In Raleigh, Quail Ridge Books' children's staff offered up these suggestions and descriptions:
  • "A Short Guide to a Happy Life" by Anna Quindlen. A short and thoughtful volume on how to get the most out of your life (and that doesn't mean possessions).
  • "Poetry Speaks Expanded." Poetry collections are popular graduation gifts - in any collection, there's much to speak to each individual. Well, this collection truly 'speaks' - with CDs of 47 of the world's greatest poets reading 107 of their most famous works. Jack Kerouac, Sylvia Plath, T.S. Eliot, Langston Hughes, and others bring their wisdom alive. For ages 16 and up.
  • "You Don't Have to Learn the Hard Way" by J.R. Parrish. Pure common sense advice, what everyone wishes someone had sat them down to hear, told in a straightforward, non-preachy style. You don't have to be a graduate to learn something from it. Geared to high school graduates, it's suitable for younger teens as well.
  • "Zen Shorts" or "The Three Questions"  by Jon Muth. Both are beautifully illustrated picture books, one based on Zen principles, and one on Tolstoy.
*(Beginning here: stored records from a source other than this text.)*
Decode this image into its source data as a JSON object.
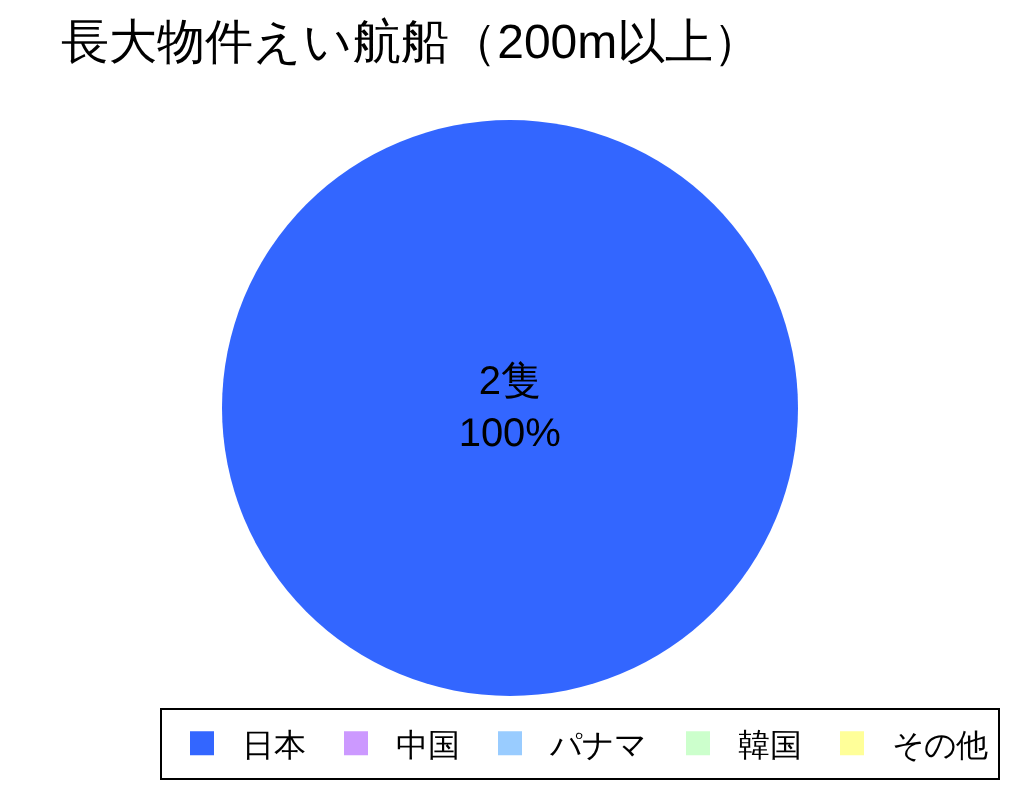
{
  "chart_data": {
    "type": "pie",
    "title": "長大物件えい航船（200m以上）",
    "categories": [
      "日本",
      "中国",
      "パナマ",
      "韓国",
      "その他"
    ],
    "values": [
      2,
      0,
      0,
      0,
      0
    ],
    "colors": [
      "#3366ff",
      "#cc99ff",
      "#99ccff",
      "#ccffcc",
      "#ffff99"
    ],
    "value_labels": [
      "2隻\n100%",
      null,
      null,
      null,
      null
    ],
    "legend": "bottom"
  }
}
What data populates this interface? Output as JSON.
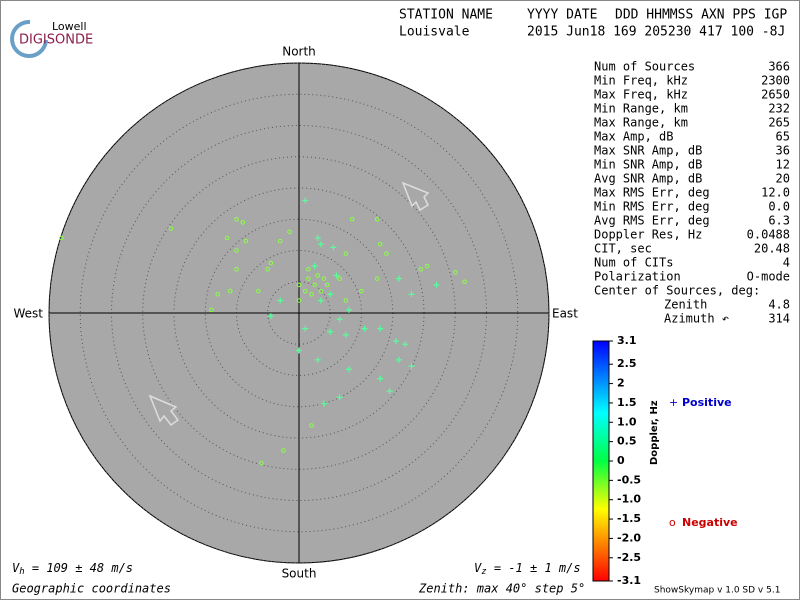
{
  "logo": {
    "top": "Lowell",
    "bottom": "DIGISONDE"
  },
  "header": {
    "labels": [
      "STATION NAME",
      "YYYY DATE",
      "DDD HHMMSS AXN PPS IGP"
    ],
    "station": "Louisvale",
    "values": "2015 Jun18 169 205230 417 100 -8J"
  },
  "stats": [
    [
      "Num of Sources",
      "366"
    ],
    [
      "Min Freq, kHz",
      "2300"
    ],
    [
      "Max Freq, kHz",
      "2650"
    ],
    [
      "Min Range, km",
      "232"
    ],
    [
      "Max Range, km",
      "265"
    ],
    [
      "Max Amp, dB",
      "65"
    ],
    [
      "Max SNR Amp, dB",
      "36"
    ],
    [
      "Min SNR Amp, dB",
      "12"
    ],
    [
      "Avg SNR Amp, dB",
      "20"
    ],
    [
      "Max RMS Err, deg",
      "12.0"
    ],
    [
      "Min RMS Err, deg",
      "0.0"
    ],
    [
      "Avg RMS Err, deg",
      "6.3"
    ],
    [
      "Doppler Res, Hz",
      "0.0488"
    ],
    [
      "CIT, sec",
      "20.48"
    ],
    [
      "Num of CITs",
      "4"
    ],
    [
      "Polarization",
      "O-mode"
    ]
  ],
  "center": {
    "title": "Center of Sources, deg:",
    "rows": [
      [
        "Zenith",
        "4.8"
      ],
      [
        "Azimuth ↶",
        "314"
      ]
    ]
  },
  "directions": {
    "north": "North",
    "south": "South",
    "west": "West",
    "east": "East"
  },
  "footer": {
    "vh": [
      "V",
      "h",
      " = 109 ± 48 m/s"
    ],
    "vz": [
      "V",
      "z",
      " = -1 ± 1 m/s"
    ],
    "coords": "Geographic coordinates",
    "zenith": "Zenith: max 40°  step 5°",
    "version": "ShowSkymap v 1.0  SD v 5.1"
  },
  "chart_data": {
    "type": "polar-scatter",
    "xlim": [
      -40,
      40
    ],
    "ylim": [
      -40,
      40
    ],
    "rticks": [
      5,
      10,
      15,
      20,
      25,
      30,
      35,
      40
    ],
    "series": [
      {
        "name": "Positive",
        "marker": "+",
        "color": "#55ff99",
        "legend_color": "#0000cc",
        "x": [
          1,
          3,
          3.5,
          5.5,
          0,
          3,
          5,
          7.5,
          10.5,
          13,
          15.5,
          17,
          16,
          18,
          13,
          14.5,
          8,
          6.5,
          4,
          16,
          18,
          22,
          -4.5,
          -3,
          1,
          6.5,
          8,
          3.5,
          5,
          2.5,
          6
        ],
        "values": [
          18,
          12,
          11,
          10.5,
          -6,
          -7.5,
          -3,
          -3.5,
          -2.5,
          -2.5,
          -4.5,
          -5,
          -7.5,
          -8.5,
          -10.5,
          -12.5,
          -9,
          -13.5,
          -14.5,
          5.5,
          3,
          4.5,
          -0.5,
          2,
          -2.5,
          -1,
          0.5,
          2,
          3,
          7.5,
          6
        ]
      },
      {
        "name": "Negative",
        "marker": "o",
        "color": "#88ff44",
        "legend_color": "#cc0000",
        "x": [
          -10,
          -9,
          -20.5,
          -11.5,
          -10,
          -8.5,
          -10,
          -13,
          -11,
          -14,
          -4.5,
          -5,
          -3,
          12.5,
          13,
          8.5,
          7.5,
          12.5,
          19.5,
          20.5,
          25,
          26.5,
          -1.5,
          7.5,
          -2.5,
          -6,
          2,
          -38,
          14,
          6.5,
          10,
          -6.5,
          0,
          1.5,
          2.5,
          3.5,
          4,
          1,
          3,
          2,
          4.5,
          0,
          1.5
        ],
        "values": [
          15,
          14.5,
          13.5,
          12,
          10,
          11.5,
          7,
          3,
          3.5,
          0.5,
          8,
          7,
          11.5,
          15,
          11,
          15,
          9.5,
          5.5,
          7,
          7.5,
          6.5,
          5,
          13,
          2,
          -22,
          -24,
          -18,
          12,
          9.5,
          5.5,
          3.5,
          3.5,
          2,
          5.5,
          4.5,
          3.5,
          5.5,
          3.5,
          6,
          3,
          4.5,
          4.5,
          7
        ]
      }
    ]
  },
  "colorbar": {
    "label": "Doppler, Hz",
    "clim": [
      -3.1,
      3.1
    ],
    "ticks": [
      3.1,
      2.5,
      2,
      1.5,
      {
        "value": 1,
        "label": "1.0"
      },
      0.5,
      0,
      -0.5,
      {
        "value": -1,
        "label": "-1.0"
      },
      -1.5,
      {
        "value": -2,
        "label": "-2.0"
      },
      -2.5,
      -3.1
    ]
  }
}
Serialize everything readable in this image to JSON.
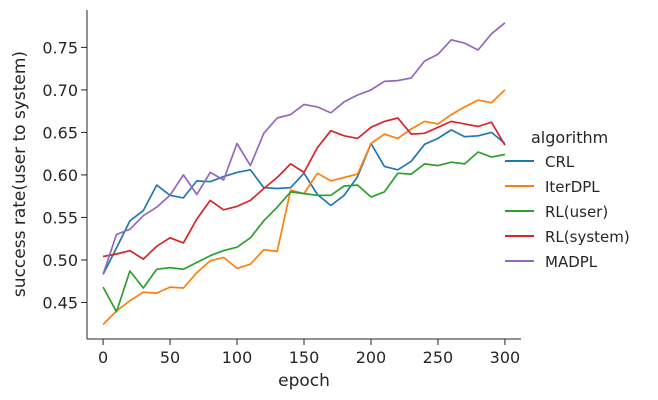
{
  "chart_data": {
    "type": "line",
    "xlabel": "epoch",
    "ylabel": "success rate(user to system)",
    "xlim": [
      -12,
      312
    ],
    "ylim": [
      0.407,
      0.794
    ],
    "xticks": [
      0,
      50,
      100,
      150,
      200,
      250,
      300
    ],
    "yticks": [
      0.45,
      0.5,
      0.55,
      0.6,
      0.65,
      0.7,
      0.75
    ],
    "ytick_labels": [
      "0.45",
      "0.50",
      "0.55",
      "0.60",
      "0.65",
      "0.70",
      "0.75"
    ],
    "grid": false,
    "legend_title": "algorithm",
    "legend_position": "right",
    "x": [
      0,
      10,
      20,
      30,
      40,
      50,
      60,
      70,
      80,
      90,
      100,
      110,
      120,
      130,
      140,
      150,
      160,
      170,
      180,
      190,
      200,
      210,
      220,
      230,
      240,
      250,
      260,
      270,
      280,
      290,
      300
    ],
    "series": [
      {
        "name": "CRL",
        "color": "#1f77b4",
        "values": [
          0.483,
          0.514,
          0.546,
          0.558,
          0.588,
          0.576,
          0.573,
          0.593,
          0.592,
          0.598,
          0.603,
          0.606,
          0.585,
          0.584,
          0.585,
          0.602,
          0.577,
          0.564,
          0.576,
          0.598,
          0.637,
          0.61,
          0.606,
          0.616,
          0.636,
          0.643,
          0.653,
          0.645,
          0.646,
          0.65,
          0.637
        ]
      },
      {
        "name": "IterDPL",
        "color": "#ff7f0e",
        "values": [
          0.424,
          0.44,
          0.452,
          0.462,
          0.461,
          0.468,
          0.467,
          0.485,
          0.499,
          0.503,
          0.49,
          0.495,
          0.512,
          0.51,
          0.582,
          0.578,
          0.602,
          0.593,
          0.597,
          0.601,
          0.637,
          0.648,
          0.643,
          0.654,
          0.663,
          0.66,
          0.671,
          0.68,
          0.688,
          0.685,
          0.7
        ]
      },
      {
        "name": "RL(user)",
        "color": "#2ca02c",
        "values": [
          0.468,
          0.439,
          0.487,
          0.467,
          0.489,
          0.491,
          0.489,
          0.497,
          0.505,
          0.511,
          0.515,
          0.526,
          0.546,
          0.562,
          0.58,
          0.578,
          0.576,
          0.576,
          0.587,
          0.588,
          0.574,
          0.58,
          0.602,
          0.601,
          0.613,
          0.611,
          0.615,
          0.613,
          0.627,
          0.621,
          0.624
        ]
      },
      {
        "name": "RL(system)",
        "color": "#d62728",
        "values": [
          0.504,
          0.507,
          0.511,
          0.501,
          0.516,
          0.526,
          0.52,
          0.548,
          0.57,
          0.559,
          0.563,
          0.57,
          0.584,
          0.597,
          0.613,
          0.603,
          0.632,
          0.652,
          0.646,
          0.643,
          0.656,
          0.663,
          0.667,
          0.648,
          0.649,
          0.656,
          0.663,
          0.66,
          0.657,
          0.662,
          0.635
        ]
      },
      {
        "name": "MADPL",
        "color": "#9467bd",
        "values": [
          0.483,
          0.53,
          0.536,
          0.552,
          0.562,
          0.576,
          0.6,
          0.577,
          0.603,
          0.594,
          0.637,
          0.611,
          0.649,
          0.667,
          0.671,
          0.683,
          0.68,
          0.673,
          0.686,
          0.694,
          0.7,
          0.71,
          0.711,
          0.714,
          0.734,
          0.742,
          0.759,
          0.755,
          0.747,
          0.766,
          0.779
        ]
      }
    ]
  }
}
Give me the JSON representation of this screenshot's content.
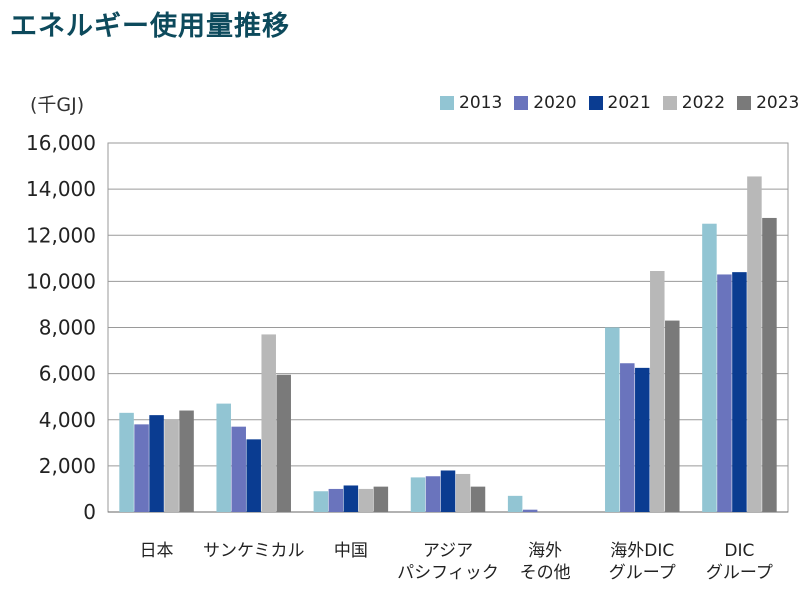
{
  "chart_data": {
    "type": "bar",
    "title": "エネルギー使用量推移",
    "unit_label": "(千GJ)",
    "ylim": [
      0,
      16000
    ],
    "yticks": [
      0,
      2000,
      4000,
      6000,
      8000,
      10000,
      12000,
      14000,
      16000
    ],
    "ytick_labels": [
      "0",
      "2,000",
      "4,000",
      "6,000",
      "8,000",
      "10,000",
      "12,000",
      "14,000",
      "16,000"
    ],
    "grid": true,
    "legend_position": "top-right",
    "categories": [
      [
        "日本"
      ],
      [
        "サンケミカル"
      ],
      [
        "中国"
      ],
      [
        "アジア",
        "パシフィック"
      ],
      [
        "海外",
        "その他"
      ],
      [
        "海外DIC",
        "グループ"
      ],
      [
        "DIC",
        "グループ"
      ]
    ],
    "series": [
      {
        "name": "2013",
        "color": "#92c5d3",
        "values": [
          4300,
          4700,
          900,
          1500,
          700,
          8000,
          12500
        ]
      },
      {
        "name": "2020",
        "color": "#6a74bd",
        "values": [
          3800,
          3700,
          1000,
          1550,
          100,
          6450,
          10300
        ]
      },
      {
        "name": "2021",
        "color": "#0a3c91",
        "values": [
          4200,
          3150,
          1150,
          1800,
          0,
          6250,
          10400
        ]
      },
      {
        "name": "2022",
        "color": "#b8b8b8",
        "values": [
          4000,
          7700,
          1000,
          1650,
          0,
          10450,
          14550
        ]
      },
      {
        "name": "2023",
        "color": "#7a7a7a",
        "values": [
          4400,
          5950,
          1100,
          1100,
          0,
          8300,
          12750
        ]
      }
    ]
  }
}
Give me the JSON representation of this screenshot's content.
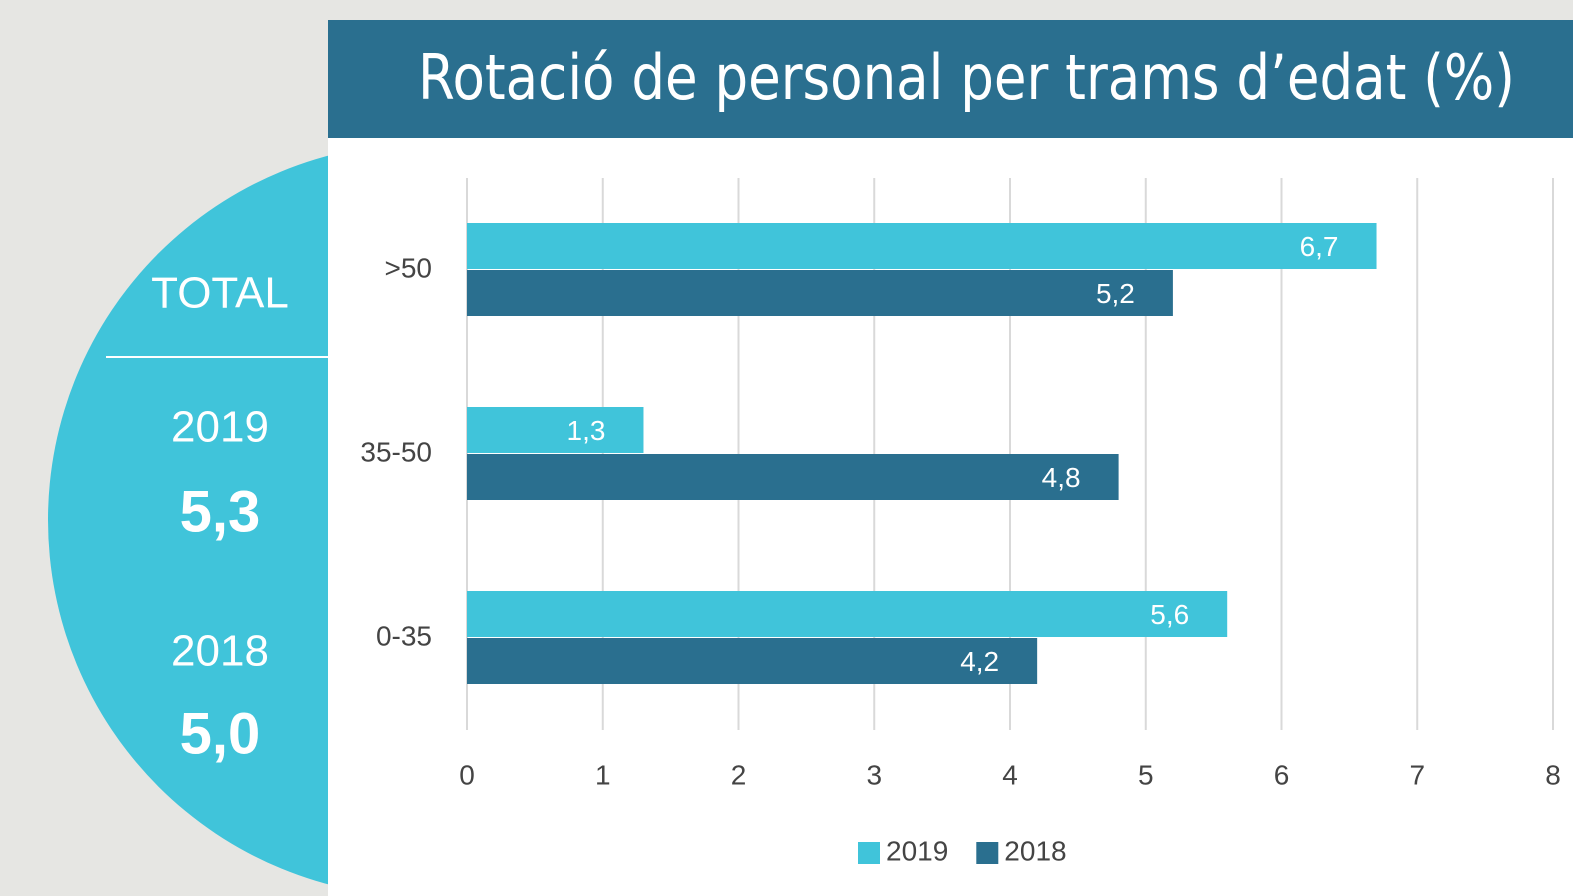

Both are suitable for young teens and will lead to many an "oh, wow" moment.
John Valentine of The Regulator Bookshop in Durham recommended these books:
  • "Best of the Small Presses," edited by Bill Henderson. This annual short story anthology with almost 600 pages of engaging contributions from 62 writers is the perfect antidote for several semesters of all-night term papers, AP cramming, college applications and school reading lists. Discover Lydia Davis, Ted Kooser, Greil Marcus, Rita Dove and Joyce Carol Oates on your own time. An added bonus: Chapel Hill author, Ashlee Adams, has her first published story included in this prize winning collection.
  • "USA," by the Lonely Planet. Soon after high school, I discovered Jack Kerouac. His "On the Road" and "Dharma Bums" were like signposts.Lonely Planet has the youthful eyes and ears of a generation of curious travelers who all have iPod’s, Facebook accounts and MapQuest apps on their phones but still want to actually go somewhere. Lively text, great tour guides. Local food blogger Emily Matchar, an LP veteran, contributes North Carolina tips from the coast to the mountains.
Janice Monaco of All Booked Up in Apex suggests a classic and what may very well become a classic:
  • "Catcher in the Rye" by J.D. Salinger
  • the bestselling book "Into Thin Air" by Jon Krakauer, who chronicles his climb up Mount Everest in May 1996 when eight climbers died.
Sarah Carr of Flyleaf Books in Chapel Hill offers these ideas:
  • "The Money Book for the Young, Fabulous and Broke" by Suze Orman. A great beginning book on personal finances is always a great idea.
  • "The Naked Roommate: And 107 Other Issues You Might Run into in College" by Harlan Cohen. A great title on handling all the crazy situations that come along with any trip to college.
  • Carr also recommends a regional travel or nature guide to the area your graduate is going.
And Pete Mock of McIntyre's Books in Fearrington Village in Pittsboro makes these recommendations:
  • "1000 Places To See Before You Die" by Patricia Schultz. There's so much more to the world then big cities and famous museums.
  • "Humor Me: An Anthology of Funny Contemporary Writing" plus some great old stuff too, edited by Ian Frazier. I hate to say it, but life is going to start getting much more serious and humor is a great asset to have.
  • "Shop Craft as Soulcraft: An Inquiry into the Value of Work" by Matthew B. Crawford. A beautiful paean to the physical as opposed to the cerebral. Our hands are just as intelligent as our minds.

Congratulations to all the graduates!